Chris Purnell
Making Motley: Designing a Balatro for Everyone
Design

Making Motley: Designing a Balatro for Everyone

How watching friends bounce off Balatro led me to design a daily poker roguelike built around accessibility, competitive seeds, and the feeling of 'just one more run.'

The Problem Was at the Kitchen Table

I was deep into Balatro. Couldn’t put it down. So naturally I tried to get everyone around me hooked too. Friends, family, anyone who’d listen. And they’d try it. They’d play a round or two. Then they’d put it down and never pick it up again.

The feedback was always some version of the same thing: “I don’t get it.” They didn’t know poker hands. The Joker synergies felt overwhelming. The scoring math was opaque. Balatro is a masterpiece, but it’s a masterpiece that assumes you already speak its language.

That gap between how brilliant Balatro is and how many people will never experience it? That’s where Motley started.

The Core Idea: Same Seed, Every Player, Every Day

I didn’t want to make a dumbed-down Balatro. I wanted to take the part that hooked me, the optimization puzzle, the “what if I’d done that differently” feeling, and rebuild the wrapper around it so more people could get there.

The daily seed was the answer. Every 24 hours, every player in the world gets dealt the exact same run. Same deck, same shop offerings, same bosses. The only variable is you.

Motley's Joker shop and synergy system

This does two things at once:

It lowers the barrier. You’re not learning a complex system in isolation. You’re competing. Competition is inherently motivating even before you understand every mechanic. You don’t need to know why a Joker combo works to see that someone scored 40,000 more points than you with the same cards. That gap is the hook. That gap makes you want to understand.

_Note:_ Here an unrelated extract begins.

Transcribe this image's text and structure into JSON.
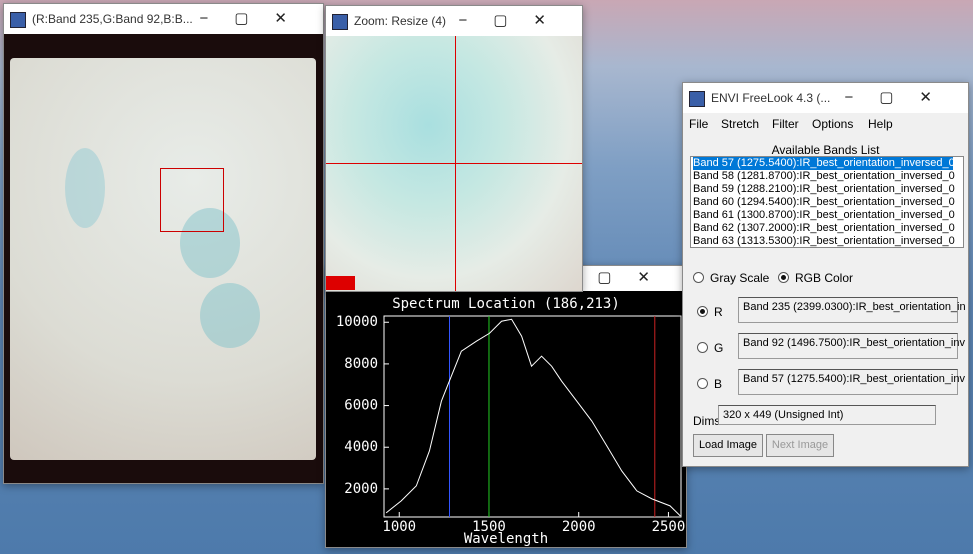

It creates the “one more run” loop. This was the design problem I cared about most. The daily seed means you can’t just grind infinite runs hoping for a lucky draw. You get one seed. But that constraint is what makes it compelling. “If I had rerolled the shop two more times, could I have beaten the top score today?” You know the answer exists because someone on the leaderboard already found it.

Balancing by Feel

I didn’t balance Motley with spreadsheets. I balanced it with feel.

The core question was always: does this feel like I could play two more times and really optimize? If a run felt solved on the first attempt, the ceiling was too low. If the top score felt unreachable, the floor was too high. The sweet spot is when you finish a run, see someone above you on the leaderboard, and genuinely believe there’s a path you missed.

That belief that there’s another way? That’s the engine of retention.

Boss Blind encounter with scoring restrictions

User-submitted feedback drove most of the tuning. I’d watch how people played, where they stopped, what made them come back. The Joker balance, the shop pricing, the boss restrictions, all of it was iterated based on whether players felt that pull to try again, not whether the math was theoretically optimal.

The Leaderboard as a Design Tool

Most games treat leaderboards as a feature. In Motley, the leaderboard is a design tool.

When you finish your run and see that someone scored higher with the same seed, it communicates something no tutorial could: there was a better path. You don’t need to understand the scoring system abstractly. The leaderboard proves empirically that a better strategy exists. It turns every daily seed into a puzzle with a known-solvable ceiling.

Daily global leaderboard showing competitive scores

This also created organic difficulty scaling. New players compete against themselves. Experienced players compete against the board. The same seed serves both audiences without any adaptive difficulty code.

What I’d Do Differently

I underestimated how much the shop economy matters to feel. Early versions had shop pricing that was technically balanced but didn’t feel generous enough. Players need to feel like the shop is offering them opportunities, not taxing them. Making rerolls cheap enough that “just one more reroll” feels like a reasonable gamble ended up being more important than any Joker balance.

The Takeaway

Motley exists because I watched people I care about bounce off a game I love. The design isn’t about simplification. It’s about finding a different door into the same room. Daily seeds, social leaderboards, and mobile-native session lengths aren’t compromises. They’re the design.

The best compliment I’ve gotten about Motley isn’t a review or a rating. It’s my wife texting me her daily score.